In vim rather than searching for the function definition or variable initialization you can type gd in command mode which will go to the local declaration of the word where cursor is type gD if you want to go to the global declaration.

Sunday, October 13, 2019

Remove lines using vim

To remove all the lines in vim that contain certain string execute:
:g/string/d

To do the opposite i.e remove the lines that do not contain certain string execute:
:v/string/d

Saturday, July 27, 2019

dd

dd is a command-line utility for Unix and Unix-like operating systems, the primary purpose of which is to convert and copy files.
dd stands for copy and convert (called dd because cc is already in use by C compiler).

[Options]
bs : BYTES read and write up to BYTES bytes at a time (default: 512)
if : FILE read from FILE instead of stdin
of : FILE write to FILE instead of stdout
status : LEVEL The LEVEL of information to print to stderr; 'none' suppresses everything but error messages, 'noxfer' suppresses the final transfer statistics, 'progress' shows periodic transfer statistics

[Examples]
1 - Wipe the disk partition
# dd if=/dev/zero out=/dev/sd<?><n>

2  - Make USB stick bootable
Step 1 : Find device name of USB stick using lsblk
Step 2 : Copy ISO
# dd if=/home/user/download/arch.iso of=/dev/sd<?> status=progress

? = disk name
n = partition number

Reverse of making USB stick bootable
# dd if=/dev/sd<?> of=backup.iso status=progess

Above command can be used to create single image of stick containing all the partitions/data which then can be restored on another machine by simply mounting image using
# mount backup.iso /mnt/pd -o loop

Monday, July 8, 2019

Special shell parameters

The shell treats several parameters specially.
These parameters may only be referenced; assignment to them is not allowed.

1 - $?
It expands to the exit status of the most recently executed foreground *pipeline.
0 exit status means the command was successful without any errors.
non-zero (1-255 values) exit status means command was failure.

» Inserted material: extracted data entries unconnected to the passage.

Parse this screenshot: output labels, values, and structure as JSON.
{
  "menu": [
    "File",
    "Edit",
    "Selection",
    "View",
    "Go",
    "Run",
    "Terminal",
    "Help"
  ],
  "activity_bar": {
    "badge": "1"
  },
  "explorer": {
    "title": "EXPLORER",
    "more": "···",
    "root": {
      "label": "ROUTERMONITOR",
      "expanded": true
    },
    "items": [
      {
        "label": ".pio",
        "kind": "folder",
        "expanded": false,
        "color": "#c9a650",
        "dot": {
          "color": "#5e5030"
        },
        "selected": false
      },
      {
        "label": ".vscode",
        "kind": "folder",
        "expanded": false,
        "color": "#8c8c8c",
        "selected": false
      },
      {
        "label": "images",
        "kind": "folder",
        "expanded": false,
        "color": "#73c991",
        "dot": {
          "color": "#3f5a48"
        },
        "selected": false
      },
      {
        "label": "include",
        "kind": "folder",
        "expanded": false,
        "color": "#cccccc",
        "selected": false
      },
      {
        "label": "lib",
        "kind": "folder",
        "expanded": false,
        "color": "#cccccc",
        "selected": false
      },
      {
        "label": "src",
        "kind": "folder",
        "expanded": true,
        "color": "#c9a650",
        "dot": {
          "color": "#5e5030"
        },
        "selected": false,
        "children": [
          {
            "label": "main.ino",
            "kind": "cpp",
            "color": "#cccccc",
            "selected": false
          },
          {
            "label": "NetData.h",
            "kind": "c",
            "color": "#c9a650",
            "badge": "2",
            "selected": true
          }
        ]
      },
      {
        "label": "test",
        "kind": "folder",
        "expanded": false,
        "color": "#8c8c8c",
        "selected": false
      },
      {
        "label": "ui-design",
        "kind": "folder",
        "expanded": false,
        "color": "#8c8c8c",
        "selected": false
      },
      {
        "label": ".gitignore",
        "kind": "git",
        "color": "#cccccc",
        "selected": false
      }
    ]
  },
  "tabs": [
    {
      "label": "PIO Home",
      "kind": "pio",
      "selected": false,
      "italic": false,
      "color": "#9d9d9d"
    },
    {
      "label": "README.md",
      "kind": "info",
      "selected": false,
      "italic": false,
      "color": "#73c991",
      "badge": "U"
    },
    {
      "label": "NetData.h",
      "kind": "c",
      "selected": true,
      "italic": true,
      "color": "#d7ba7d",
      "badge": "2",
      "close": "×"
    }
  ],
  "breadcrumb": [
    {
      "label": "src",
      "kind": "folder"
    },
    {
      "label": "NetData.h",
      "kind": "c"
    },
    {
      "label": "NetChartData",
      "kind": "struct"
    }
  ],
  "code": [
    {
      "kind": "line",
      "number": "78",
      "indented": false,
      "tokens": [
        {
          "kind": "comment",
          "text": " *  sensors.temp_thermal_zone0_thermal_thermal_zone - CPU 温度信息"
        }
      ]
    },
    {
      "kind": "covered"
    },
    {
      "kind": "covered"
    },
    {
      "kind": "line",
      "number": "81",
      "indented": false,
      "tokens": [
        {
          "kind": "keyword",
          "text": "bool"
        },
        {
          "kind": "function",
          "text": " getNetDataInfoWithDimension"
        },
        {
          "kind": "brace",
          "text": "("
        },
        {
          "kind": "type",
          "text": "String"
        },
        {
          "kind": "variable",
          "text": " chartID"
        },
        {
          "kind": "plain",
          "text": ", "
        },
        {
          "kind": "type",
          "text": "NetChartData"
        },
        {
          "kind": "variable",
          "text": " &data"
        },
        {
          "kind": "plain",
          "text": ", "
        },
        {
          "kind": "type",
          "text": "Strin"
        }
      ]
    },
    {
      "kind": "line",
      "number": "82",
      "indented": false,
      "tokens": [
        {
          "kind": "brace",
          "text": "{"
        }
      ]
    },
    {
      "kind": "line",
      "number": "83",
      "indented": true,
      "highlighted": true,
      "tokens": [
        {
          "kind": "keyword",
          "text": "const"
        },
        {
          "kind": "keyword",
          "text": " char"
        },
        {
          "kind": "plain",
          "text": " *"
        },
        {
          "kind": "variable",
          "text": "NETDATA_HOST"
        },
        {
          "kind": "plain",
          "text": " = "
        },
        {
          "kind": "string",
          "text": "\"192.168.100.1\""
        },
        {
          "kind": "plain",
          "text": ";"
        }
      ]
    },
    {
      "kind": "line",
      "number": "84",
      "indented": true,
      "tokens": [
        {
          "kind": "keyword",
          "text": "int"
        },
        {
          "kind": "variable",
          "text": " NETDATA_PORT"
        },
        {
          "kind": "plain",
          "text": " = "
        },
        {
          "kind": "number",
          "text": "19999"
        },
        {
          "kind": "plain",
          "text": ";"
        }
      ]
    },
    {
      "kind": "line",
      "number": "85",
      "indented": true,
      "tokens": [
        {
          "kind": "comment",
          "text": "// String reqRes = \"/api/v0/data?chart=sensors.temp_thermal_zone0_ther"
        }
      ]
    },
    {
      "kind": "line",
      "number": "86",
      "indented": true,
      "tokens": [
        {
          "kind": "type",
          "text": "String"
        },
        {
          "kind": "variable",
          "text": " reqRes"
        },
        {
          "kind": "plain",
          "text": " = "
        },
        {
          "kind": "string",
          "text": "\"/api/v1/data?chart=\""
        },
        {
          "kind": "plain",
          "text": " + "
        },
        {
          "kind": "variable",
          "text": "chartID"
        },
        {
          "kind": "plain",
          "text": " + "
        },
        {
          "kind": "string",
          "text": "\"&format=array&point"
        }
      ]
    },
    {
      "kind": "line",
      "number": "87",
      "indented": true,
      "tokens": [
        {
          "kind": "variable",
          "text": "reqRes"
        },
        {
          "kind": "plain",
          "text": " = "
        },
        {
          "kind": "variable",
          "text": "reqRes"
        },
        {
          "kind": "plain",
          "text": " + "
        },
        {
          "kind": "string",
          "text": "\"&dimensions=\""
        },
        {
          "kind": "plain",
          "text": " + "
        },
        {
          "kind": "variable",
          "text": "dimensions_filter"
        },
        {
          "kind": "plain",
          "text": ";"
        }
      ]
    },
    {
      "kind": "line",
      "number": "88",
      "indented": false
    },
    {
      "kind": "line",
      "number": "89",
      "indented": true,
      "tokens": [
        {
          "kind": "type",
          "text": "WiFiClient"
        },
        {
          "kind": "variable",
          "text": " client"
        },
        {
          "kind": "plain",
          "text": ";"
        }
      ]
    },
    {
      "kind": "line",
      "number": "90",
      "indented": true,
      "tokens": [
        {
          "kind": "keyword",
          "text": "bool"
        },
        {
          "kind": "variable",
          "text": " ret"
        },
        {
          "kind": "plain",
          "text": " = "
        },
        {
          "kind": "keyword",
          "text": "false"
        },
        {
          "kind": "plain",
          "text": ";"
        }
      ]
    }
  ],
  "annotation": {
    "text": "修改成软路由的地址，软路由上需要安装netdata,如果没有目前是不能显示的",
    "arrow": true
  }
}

*Pipeline: In Unix-like computer operating systems, a pipeline is a mechanism for inter-process communication using message passing. A pipeline is a set of processes chained together by their standard streams, so that the output text of each process (stdout) is passed directly as input (stdin) to the next one.

2 - $_
The underscore variable is set at shell startup and contains the absolute file name of the shell or script being executed as passed in the argument list.
i.e: if you create a shell script with just echo $_ it will spit out the path of that script.

Subsequently, it expands to the last argument to the previous command.
e.g:
$ mkdir /home/xbot/foo/bar/dir
$ cd $_
$ echo $?
0
$ pwd
/home/xbot/foo/dir

Friday, April 19, 2019

killall command and signals.

killall sends a SIGTERM signal (if signal name is not specified explicitly) to all processes running any of the specified commands. 

[Syntax]
killall [options] command

killall supports regular expression matching of process names, via the -r option.

If the specified command contains slash (/) characters, the command is interpreted as a file name and processes running that particular file will be selected as signal recipients.

To make the killall operation interactive you can provide -i option which makes killall prompt for confirmation before sending signal.


Signals are software interrupts sent to a program to indicate that an important event has occurred.

You can use the options -s, --signal, and -SIGNAL options to send explicit signals.

[Example]
killall -s 9 chrome
killall -SIGKILL python

Some common signals :
SIGINT 2 - Issued if the user sends an interrupt signal (Ctrl + C).
SIGQUIT 3 - Issued if the user sends a quit signal (Ctrl + D).
SIGKILL 9 - If a process gets this signal it must quit immediately and will not perform any clean-up operations.